Key Points:
- Old mice have high levels of senescent cells — zombie-like cells that accumulate with aging — and lack muscle growth in response to resistance exercise.
- Senolytics — compounds that kill senescent cells — restore muscle growth and diminish senescent cells in old mice.
- Senescent cells are present in human muscle after resistance exercise training.
Weightlifting is a common form of resistance exercise, ideal for preventing the gradual loss of muscle mass and strength that occurs with aging. However, due to a phenomenon known as anabolic resistance, the older we get, the harder it is to pack on muscle. The underlying reason for anabolic resistance is not fully understood, but a new study suggests that senescent cells play a key role.
In an article published in the journal GeroScience, Dungan and colleagues from the University of Kentucky show that treatment with senolytics helps prevent anabolic resistance in old mice. Specifically, the combination of two senolytics, Dasatinib and Quercetin (D + Q) eliminates senescent cells and restores age-related resistance to muscle growth in old mice. Furthermore, D + Q eliminates senescent cells in human muscle tissue, suggesting that D + Q could be used to treat older adults with anabolic resistance.
Senolytics Prevent Lack of Muscle Growth in Old Mice
To simulate resistance training in mice, Dungan and colleagues surgically removed the major calf muscles of the leg, leaving the plantaris muscle. Due to mechanical overload — overloading a muscle with more weight than usual — the plantaris grew after two weeks. However, the plantaris grew less in older mice than in adult mice, indicative of anabolic resistance. Additionally, the old mice had more senescent cells in response to mechanical overload, likely contributing to anabolic resistance. Treating old mice with D + Q restored muscle growth and reduced senescent cells, suggesting that senescent cells contribute to anabolic resistance, which can be treated with D + Q.
Exercise Increases Senescent Cells in Human Muscle
Previously, D + Q has been shown to extend lifespan, improve physical performance, and restore muscle regeneration in mice. Dasatinib and Quercetin are senolytics, an emerging class of drugs used to kill senescent cells. Senescent cells are growth-arrested cells that are protected from cell death, normally destroyed by the immune system. However, as we age our immune system becomes less efficient, allowing senescent cells to accumulate. Senescent cells secrete a host of molecules (known as SASP) that may contribute to anabolic resistance. Therefore, D + Q may be a viable therapy for anabolic resistance.

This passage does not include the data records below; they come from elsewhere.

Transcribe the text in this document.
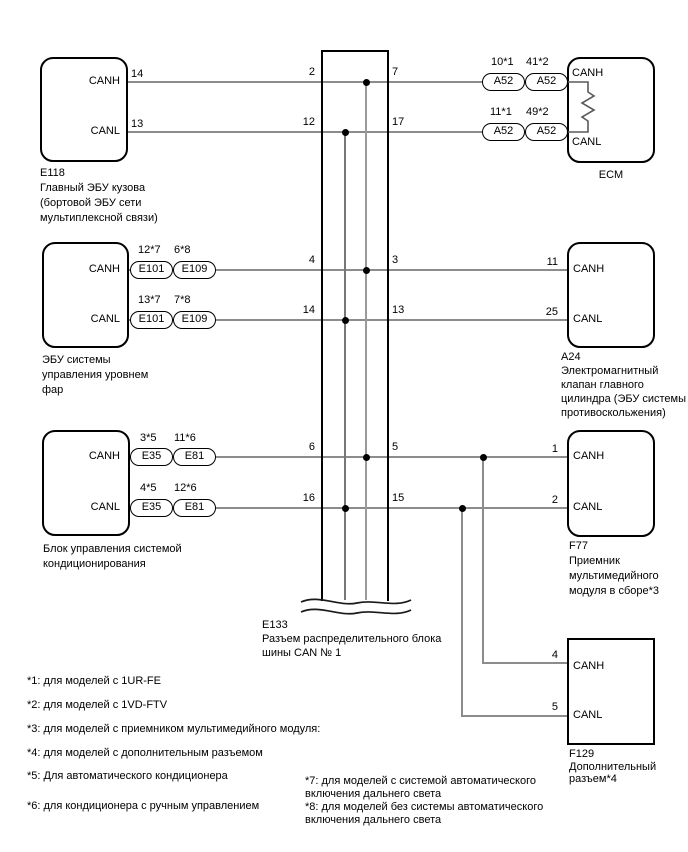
A52	A52
A52	A52
E101	E109
E101	E109
E35	E81
E35	E81
10*1 41*2
11*1 49*2
12*7 6*8
13*7 7*8
3*5 11*6
4*5 12*6
14
13
2
12
4
14
6
16
7
17
3
13
5
15
11
25
1
2
4
5
CANH
CANL
CANH
CANL
CANH
CANL
CANH
CANL
CANH
CANL
CANH
CANL
CANH
CANL
E118
Главный ЭБУ кузова
(бортовой ЭБУ сети
мультиплексной связи)
ЭБУ системы
управления уровнем
фар
Блок управления системой
кондиционирования
ECM
A24
Электромагнитный
клапан главного
цилиндра (ЭБУ системы
противоскольжения)
F77
Приемник
мультимедийного
модуля в сборе*3
F129
Дополнительный
разъем*4
E133
Разъем распределительного блока
шины CAN № 1
*1: для моделей с 1UR-FE
*2: для моделей с 1VD-FTV
*3: для моделей с приемником мультимедийного модуля:
*4: для моделей с дополнительным разъемом
*5: Для автоматического кондиционера
*6: для кондиционера с ручным управлением
*7: для моделей с системой автоматического
включения дальнего света
*8: для моделей без системы автоматического
включения дальнего света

To test whether senescent cells may contribute to anabolic resistance in humans, Dungan and colleagues measured senescent cell levels from the thigh muscle of volunteers before and after resistance exercise. There were no signs of senescent cells before resistance training but senescent cells were apparent after one training session. These findings support the idea that senescent cells are induced by resistance exercise. It is hypothesized that the immune system destroys these senescent cells in young age but not old age, contributing to anabolic resistance.
Dasatinib plus Quercetin: A Killer Combo
The findings of Dungan and colleagues support the important role of senescent cells in anabolic resistance and demonstrate D + Q as a potential treatment. When senescent cells were first discovered, Mayo Clinic scientists screened for potential senolytic drugs that could easily be translated for human treatment. Among these drugs were Dasatinib, already used to treat cancer, and Quercetin, a naturally occurring flavonoid. Since then, D + Q has improved age-related deficits in the heart, lung, and bone of mice. Similar to Dungan and colleagues’ findings but in bone, a recent study showed that D + Q reduces the senescent cells induced by bone fracture, accelerating fracture healing in aged mice.
Human studies have shown that D + Q improves lung scarring and reduces senescent cells in the fat tissue of diabetic patients. Even Dasatinib alone has antidiabetic effects. D + Q also prevents inflammation of organs from older donors, optimizing their use for transplantation. Some of D + Q’s therapeutic effects may come from restoring the anti-aging protein α-Klotho. Furthermore, the results of a clinical trial for the treatment of Alzheimer’s disease with D + Q is awaiting publication. There are also more clinical trials on the way for the treatment of Alzheimer’s, and chronic kidney disease with D + Q. Overall, D + Q has a lot of potential for treating multiple age-related diseases.
When it comes to the role of senescent cells in anabolic resistance, there are still a few questions that need to be answered. For example, do senescent cells only build up in the muscle of individuals who exercise routinely? Otherwise, how are the senescent cells induced, considering that they don’t seem to be present in unexercised muscle? Since not all older adults suffer from anabolic resistance, there could be a correlation between exercise throughout a lifetime and senecent cells buildup/anabolic resistance. Of course, the primary question is if D + Q prevents anabolic resistance, which will likely be answered in a future study. If so, D + Q could be used in conjunction with weightlifting, or other resistance exercise protocols to treat anabolic resistance.